Para muchas personas que trabajan por cuenta propia, el problema no es cuánto facturan, sino cuánto de ese dinero realmente pueden gastar sin meterse en problemas meses después. El error más común es mirar el pago que entra a la cuenta como si todo fuera ingreso libre, y no separar desde el inicio lo que corresponde a impuestos, IVA y renta o seguridad social. Este año, con la UVT fijada en $52.374, organizar ese ahorro ya no es “buena práctica”, es una medida básica de protección del bolsillo.
“La pregunta correcta no es cuánto me tocará pagar al final, sino cuánto debo separar desde cada pago para no ahogarme después”, explica Marcela Salazar Londoño, directora del programa de Contaduría Pública de Areandina, seccional Pereira. Esa lógica cambia por completo la forma de manejar la caja cuando se trabaja por honorarios, contratos de servicios o proyectos freelance.
Primer punto clave: declarar no siempre significa pagar, pero sí exige preparación. Una persona puede quedar obligada a declarar renta por superar topes de ingresos, consumos, consignaciones o patrimonio, aunque el resultado final no siempre sea impuesto a cargo. Aun así, esperar al calendario de vencimientos para empezar a hacer cuentas suele salir caro. “El golpe al bolsillo aparece cuando el independiente improvisa en agosto o septiembre y descubre que ya se gastó el dinero que debía reservar”, advierte Salazar.
Como regla práctica, una guía útil es separar cada mes entre 15% y 25% de los ingresos para cubrir renta y otros efectos tributarios, según nivel de facturación, gastos deducibles, retenciones y régimen. Quien factura más, tiene menos gastos soportados o no proyecta bien, debería acercarse más al 25% que al 15%.
Segundo punto: no confundir retención con ‘plata perdida’. Si una empresa le practica retención en la fuente, ese descuento es un anticipo del impuesto de renta. Es decir, afecta su liquidez mensual, pero luego puede descontarse en la declaración. El problema es de caja: si no lo tiene previsto, siente que le “pagaron menos” y ajusta mal sus gastos.
Tercer punto: si cobra IVA, recuerde que ese dinero no es suyo. Debe tratarlo como un recaudo temporal para entregar al Estado, después de descontar el IVA descontable cuando aplique. “El IVA no puede convertirse en capital de trabajo ni en plata para cubrir urgencias; mezclarlo con la caja personal es una de las causas más frecuentes de descuadre”, subraya la docente.
Cómo ordenar las finanzas para no sufrir al cierre del año
El mayor error de muchos freelancers no está en la DIAN, sino en la forma de administrar el mes. Una estrategia simple y útil es trabajar con tres bolsillos o cuentas separadas.
Bolsillo 1: impuestos (15%-25%).
Bolsillo 2: seguridad social (una reserva preventiva de 12%-15% del ingreso total).
Bolsillo 3: operación y gastos personales. No reemplaza la liquidación exacta con contador, pero reduce el riesgo de gastarse recursos que luego harán falta.

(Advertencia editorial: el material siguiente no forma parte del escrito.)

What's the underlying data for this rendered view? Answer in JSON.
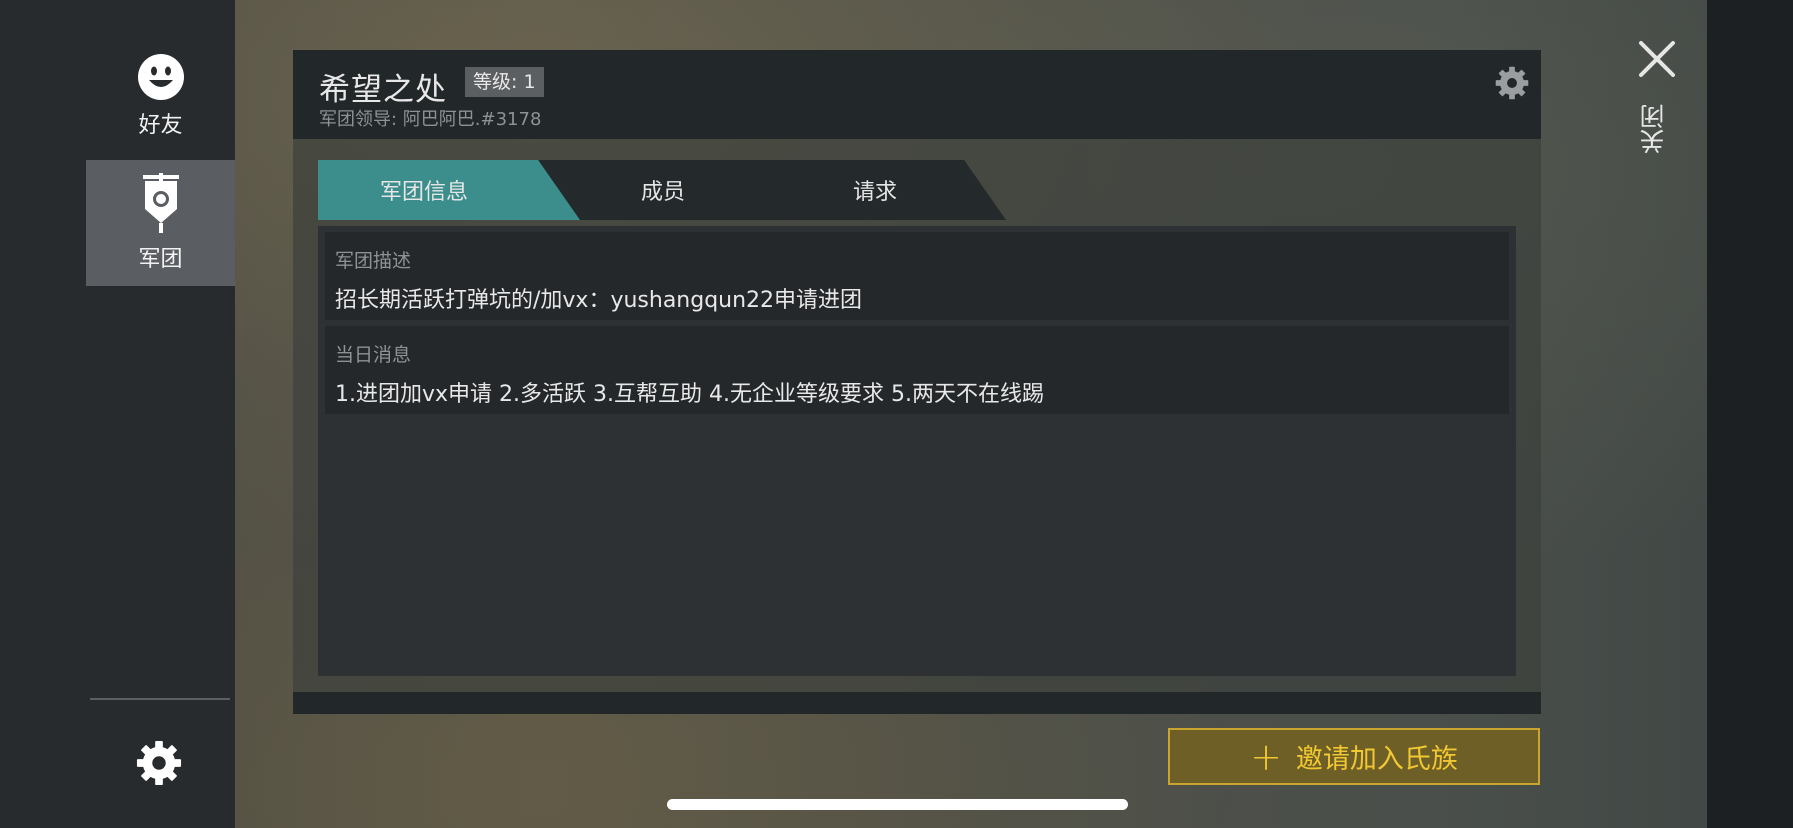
{
  "sidebar": {
    "friends_label": "好友",
    "legion_label": "军团",
    "icons": [
      "smiley-icon",
      "legion-banner-icon",
      "gear-icon"
    ]
  },
  "header": {
    "clan_name": "希望之处",
    "level_label": "等级: 1",
    "leader_prefix": "军团领导: ",
    "leader_name": "阿巴阿巴.#3178"
  },
  "tabs": [
    {
      "label": "军团信息",
      "active": true
    },
    {
      "label": "成员",
      "active": false
    },
    {
      "label": "请求",
      "active": false
    }
  ],
  "info": {
    "description_label": "军团描述",
    "description_text": "招长期活跃打弹坑的/加vx：yushangqun22申请进团",
    "daily_label": "当日消息",
    "daily_text": "1.进团加vx申请 2.多活跃 3.互帮互助 4.无企业等级要求 5.两天不在线踢"
  },
  "invite_button": {
    "icon": "plus-icon",
    "label": "邀请加入氏族"
  },
  "close": {
    "icon": "close-icon",
    "label": "关闭"
  },
  "colors": {
    "accent_teal": "#3b8e8b",
    "invite_gold": "#f1c832",
    "invite_bg": "#6d5f26",
    "sidebar_bg": "#272b2e"
  }
}
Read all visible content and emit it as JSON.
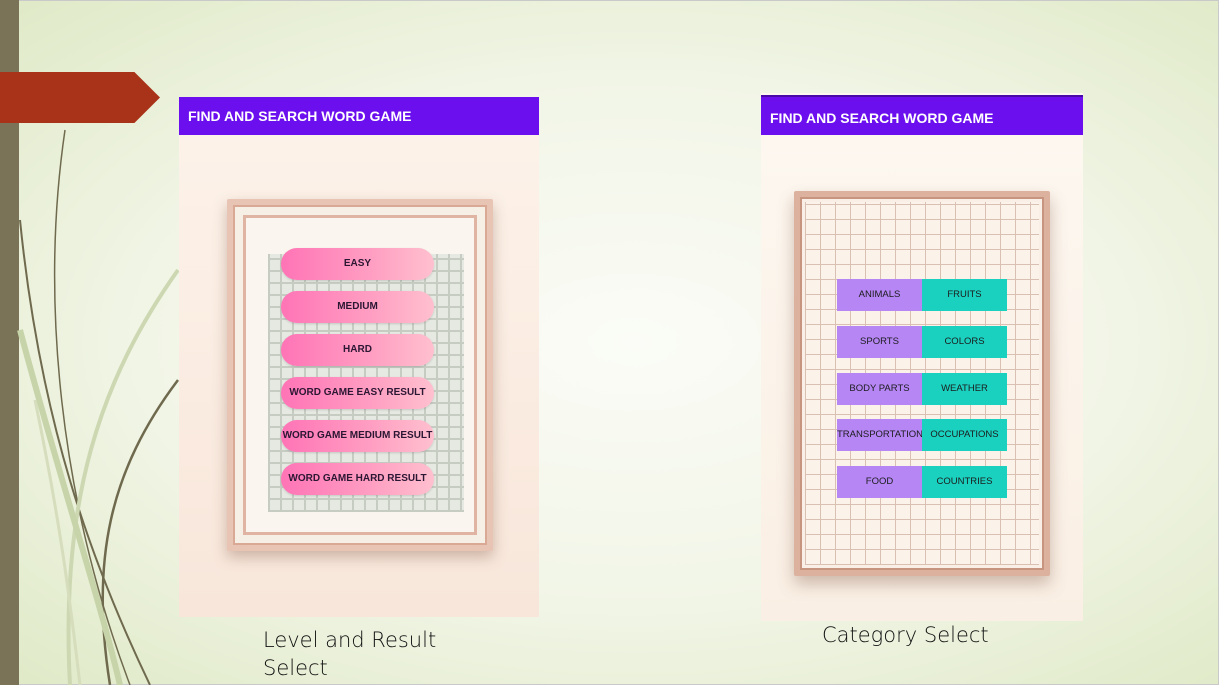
{
  "slide": {
    "colors": {
      "left_bar": "#7b7357",
      "arrow_tab": "#a83319",
      "appbar": "#6c0fef",
      "level_button": "#ff74b6",
      "category_purple": "#b586f4",
      "category_teal": "#1ad1c0"
    }
  },
  "left_screen": {
    "appbar_title": "FIND AND SEARCH WORD GAME",
    "buttons": [
      {
        "label": "EASY"
      },
      {
        "label": "MEDIUM"
      },
      {
        "label": "HARD"
      },
      {
        "label": "WORD GAME EASY RESULT"
      },
      {
        "label": "WORD GAME MEDIUM RESULT"
      },
      {
        "label": "WORD GAME HARD RESULT"
      }
    ],
    "caption": "Level and Result\nSelect"
  },
  "right_screen": {
    "appbar_title": "FIND AND SEARCH WORD GAME",
    "categories": [
      {
        "left": "ANIMALS",
        "right": "FRUITS"
      },
      {
        "left": "SPORTS",
        "right": "COLORS"
      },
      {
        "left": "BODY PARTS",
        "right": "WEATHER"
      },
      {
        "left": "TRANSPORTATION",
        "right": "OCCUPATIONS"
      },
      {
        "left": "FOOD",
        "right": "COUNTRIES"
      }
    ],
    "caption": "Category Select"
  }
}
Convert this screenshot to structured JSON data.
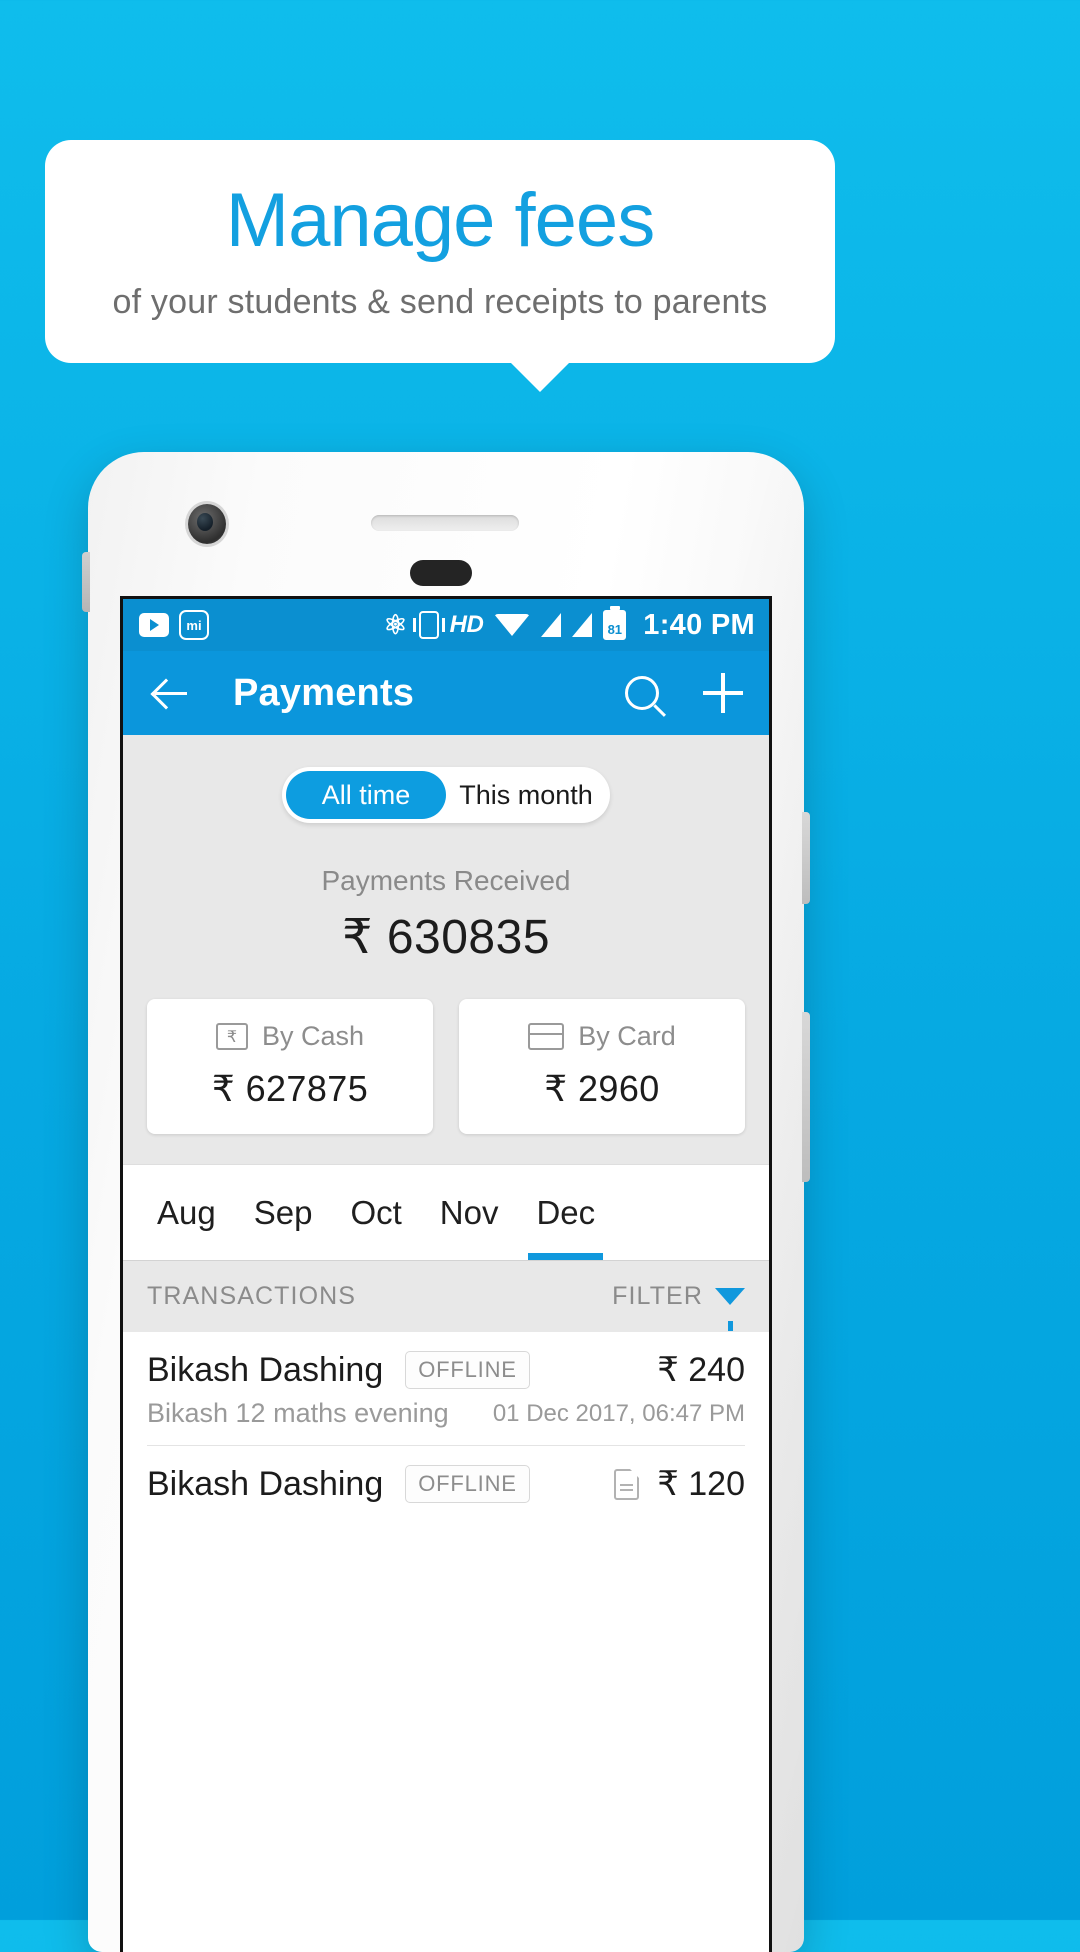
{
  "promo": {
    "title": "Manage fees",
    "subtitle": "of your students & send receipts to parents"
  },
  "statusbar": {
    "icons": [
      "play-icon",
      "mi-icon",
      "bluetooth-icon",
      "vibrate-icon",
      "hd-icon",
      "wifi-icon",
      "signal-icon",
      "signal-icon"
    ],
    "hd_label": "HD",
    "battery_level": "81",
    "time": "1:40 PM"
  },
  "appbar": {
    "back": "back-arrow-icon",
    "title": "Payments",
    "search": "search-icon",
    "add": "plus-icon"
  },
  "segmented": {
    "options": [
      {
        "label": "All time",
        "selected": true
      },
      {
        "label": "This month",
        "selected": false
      }
    ]
  },
  "summary": {
    "received_label": "Payments Received",
    "received_amount": "₹ 630835",
    "cards": [
      {
        "label": "By Cash",
        "amount": "₹ 627875",
        "icon": "rupee-box-icon"
      },
      {
        "label": "By Card",
        "amount": "₹ 2960",
        "icon": "credit-card-icon"
      }
    ]
  },
  "months": {
    "items": [
      "Aug",
      "Sep",
      "Oct",
      "Nov",
      "Dec"
    ],
    "active": "Dec"
  },
  "transactions_header": {
    "title": "TRANSACTIONS",
    "filter_label": "FILTER",
    "filter_icon": "funnel-icon"
  },
  "transactions": [
    {
      "name": "Bikash Dashing",
      "badge": "OFFLINE",
      "amount": "₹ 240",
      "description": "Bikash 12 maths evening",
      "date": "01 Dec 2017, 06:47 PM",
      "has_receipt": false
    },
    {
      "name": "Bikash Dashing",
      "badge": "OFFLINE",
      "amount": "₹ 120",
      "description": "",
      "date": "",
      "has_receipt": true
    }
  ],
  "colors": {
    "brand": "#0b96dc",
    "background": "#06a9e2",
    "accent": "#13a0e0",
    "surface": "#e8e8e8"
  }
}
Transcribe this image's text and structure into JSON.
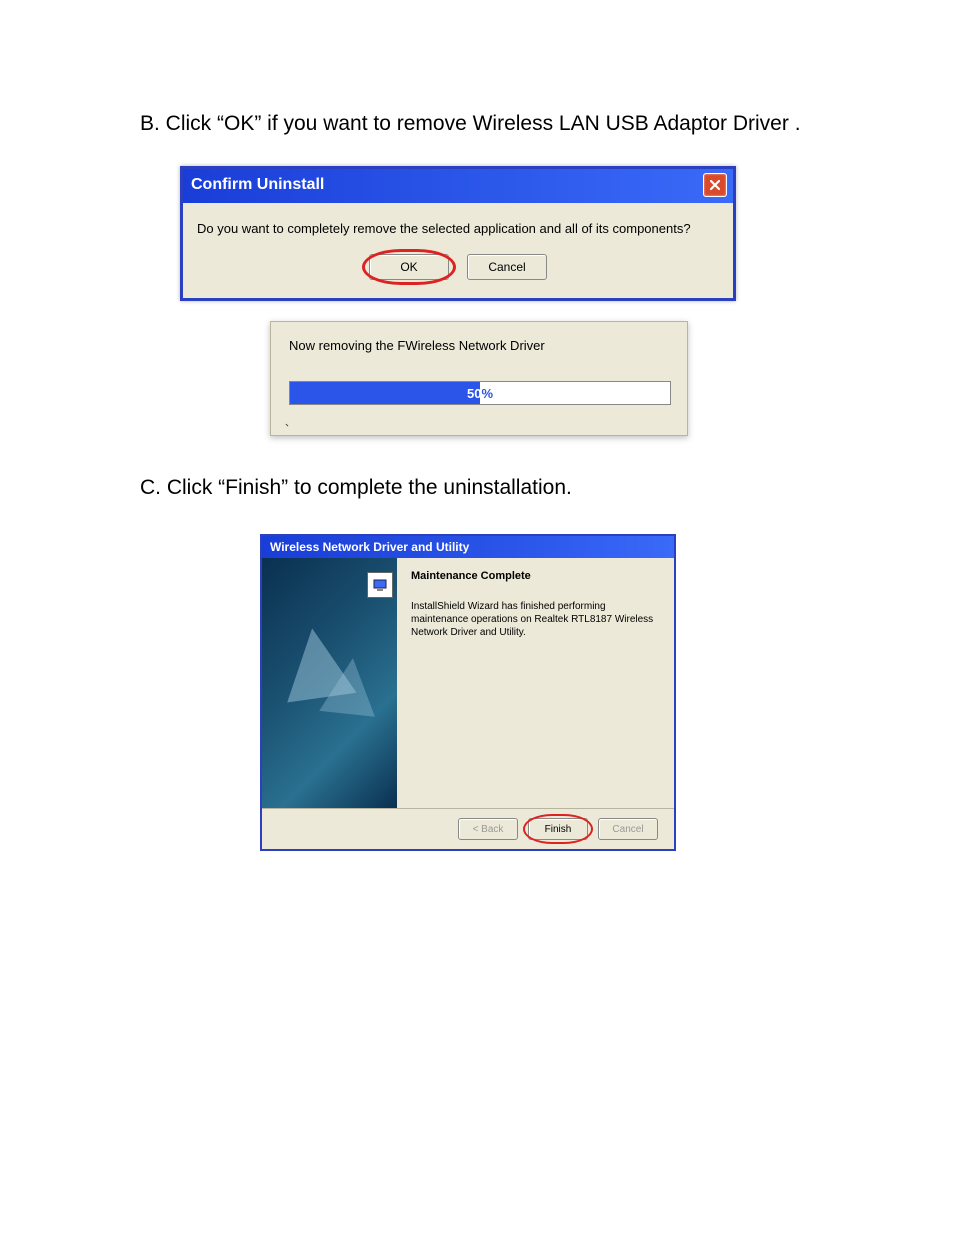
{
  "step_b": {
    "text": "B. Click “OK” if you want to remove Wireless LAN USB Adaptor Driver ."
  },
  "dialog1": {
    "title": "Confirm Uninstall",
    "message": "Do you want to completely remove the selected application and all of its components?",
    "ok_label": "OK",
    "cancel_label": "Cancel"
  },
  "progress": {
    "message": "Now removing the FWireless Network Driver",
    "percent_white": "50",
    "percent_black": "%",
    "value": 50
  },
  "step_c": {
    "text": "C. Click “Finish” to complete the uninstallation."
  },
  "dialog3": {
    "title": "Wireless Network Driver and Utility",
    "heading": "Maintenance Complete",
    "body": "InstallShield Wizard has finished performing maintenance operations on Realtek RTL8187 Wireless Network Driver and Utility.",
    "back_label": "< Back",
    "finish_label": "Finish",
    "cancel_label": "Cancel"
  }
}
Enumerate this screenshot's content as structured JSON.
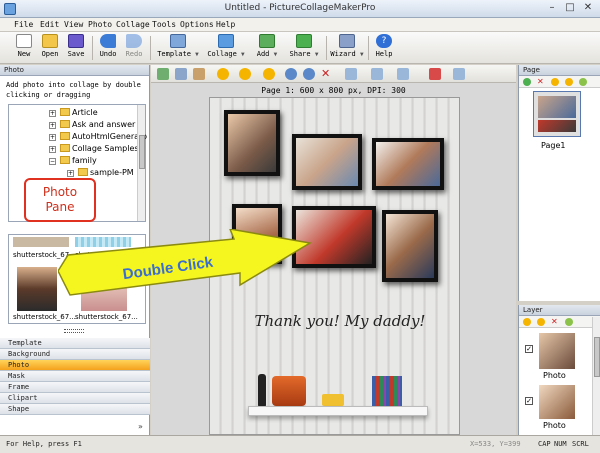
{
  "window": {
    "title": "Untitled - PictureCollageMakerPro"
  },
  "menu": [
    "File",
    "Edit",
    "View",
    "Photo",
    "Collage",
    "Tools",
    "Options",
    "Help"
  ],
  "toolbar": [
    {
      "label": "New",
      "icon": "new-file-icon"
    },
    {
      "label": "Open",
      "icon": "open-folder-icon"
    },
    {
      "label": "Save",
      "icon": "save-disk-icon"
    },
    {
      "label": "Undo",
      "icon": "undo-arrow-icon"
    },
    {
      "label": "Redo",
      "icon": "redo-arrow-icon"
    },
    {
      "label": "Template",
      "icon": "template-icon"
    },
    {
      "label": "Collage",
      "icon": "collage-icon"
    },
    {
      "label": "Add",
      "icon": "add-image-icon"
    },
    {
      "label": "Share",
      "icon": "share-icon"
    },
    {
      "label": "Wizard",
      "icon": "wizard-icon"
    },
    {
      "label": "Help",
      "icon": "help-icon"
    }
  ],
  "photo_pane": {
    "header": "Photo",
    "hint": "Add photo into collage by double clicking or dragging",
    "tree": [
      "Article",
      "Ask and answer",
      "AutoHtmlGenerato",
      "Collage Samples",
      "family",
      "sample-PM"
    ],
    "thumbnails": [
      "shutterstock_67...",
      "shutterstock_67...",
      "shutterstock_67...",
      "shutterstock_67..."
    ]
  },
  "callout": {
    "line1": "Photo",
    "line2": "Pane"
  },
  "arrow_label": "Double Click",
  "categories": [
    "Template",
    "Background",
    "Photo",
    "Mask",
    "Frame",
    "Clipart",
    "Shape"
  ],
  "active_category": "Photo",
  "canvas": {
    "page_info": "Page 1: 600 x 800 px, DPI: 300",
    "caption": "Thank you! My daddy!"
  },
  "page_panel": {
    "header": "Page",
    "page_label": "Page1"
  },
  "layer_panel": {
    "header": "Layer",
    "items": [
      "Photo",
      "Photo"
    ]
  },
  "status": {
    "help": "For Help, press F1",
    "coords": "X=533, Y=399",
    "flags": [
      "CAP",
      "NUM",
      "SCRL"
    ]
  },
  "colors": {
    "accent": "#f4a21c",
    "callout": "#e03020",
    "arrow_fill": "#f5f520",
    "arrow_text": "#3a6fd0"
  }
}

Asimismo, elija bien el régimen de impuesto al cual pertenecer. En Colombia, el independiente puede estar en régimen ordinario o SIMPLE y esa decisión cambia cuánto conviene separar. En el ordinario, el impuesto depende de la utilidad real después de depurar costos y deducciones. En el SIMPLE, se paga una tarifa sobre ingresos brutos según actividad e ingresos. “Escoger un régimen porque suena más fácil, sin proyectar ingresos y gastos del año, es una decisión que puede salir costosa”, señala Salazar.
Igualmente, documente gastos para pagar sobre utilidad y no sobre intuición. Internet, software, equipos, transporte y otros costos relacionados con la actividad pueden ayudar a depurar el impuesto si están bien soportados. Guardar facturas y registrar ingresos de manera periódica no es un formalismo, esto puede cambiar el cálculo y mejorar la planeación.
La recomendación final es hacer una proyección anual sencilla y revisarla cada mes: cuánto facturó, cuánto le retuvieron, cuánto cobró de IVA, cuánto gastó con soporte y cuánto ya separó. Si suben sus ingresos, incremente también el porcentaje de ahorro. Si tiene dudas, consulte temprano y no cuando el vencimiento ya esté encima. Separar primero y gastar después sigue siendo la regla más efectiva para que los impuestos no se conviertan en una crisis de caja. También evita sanciones e intereses por pagos tardíos. innecesarios frecuentes.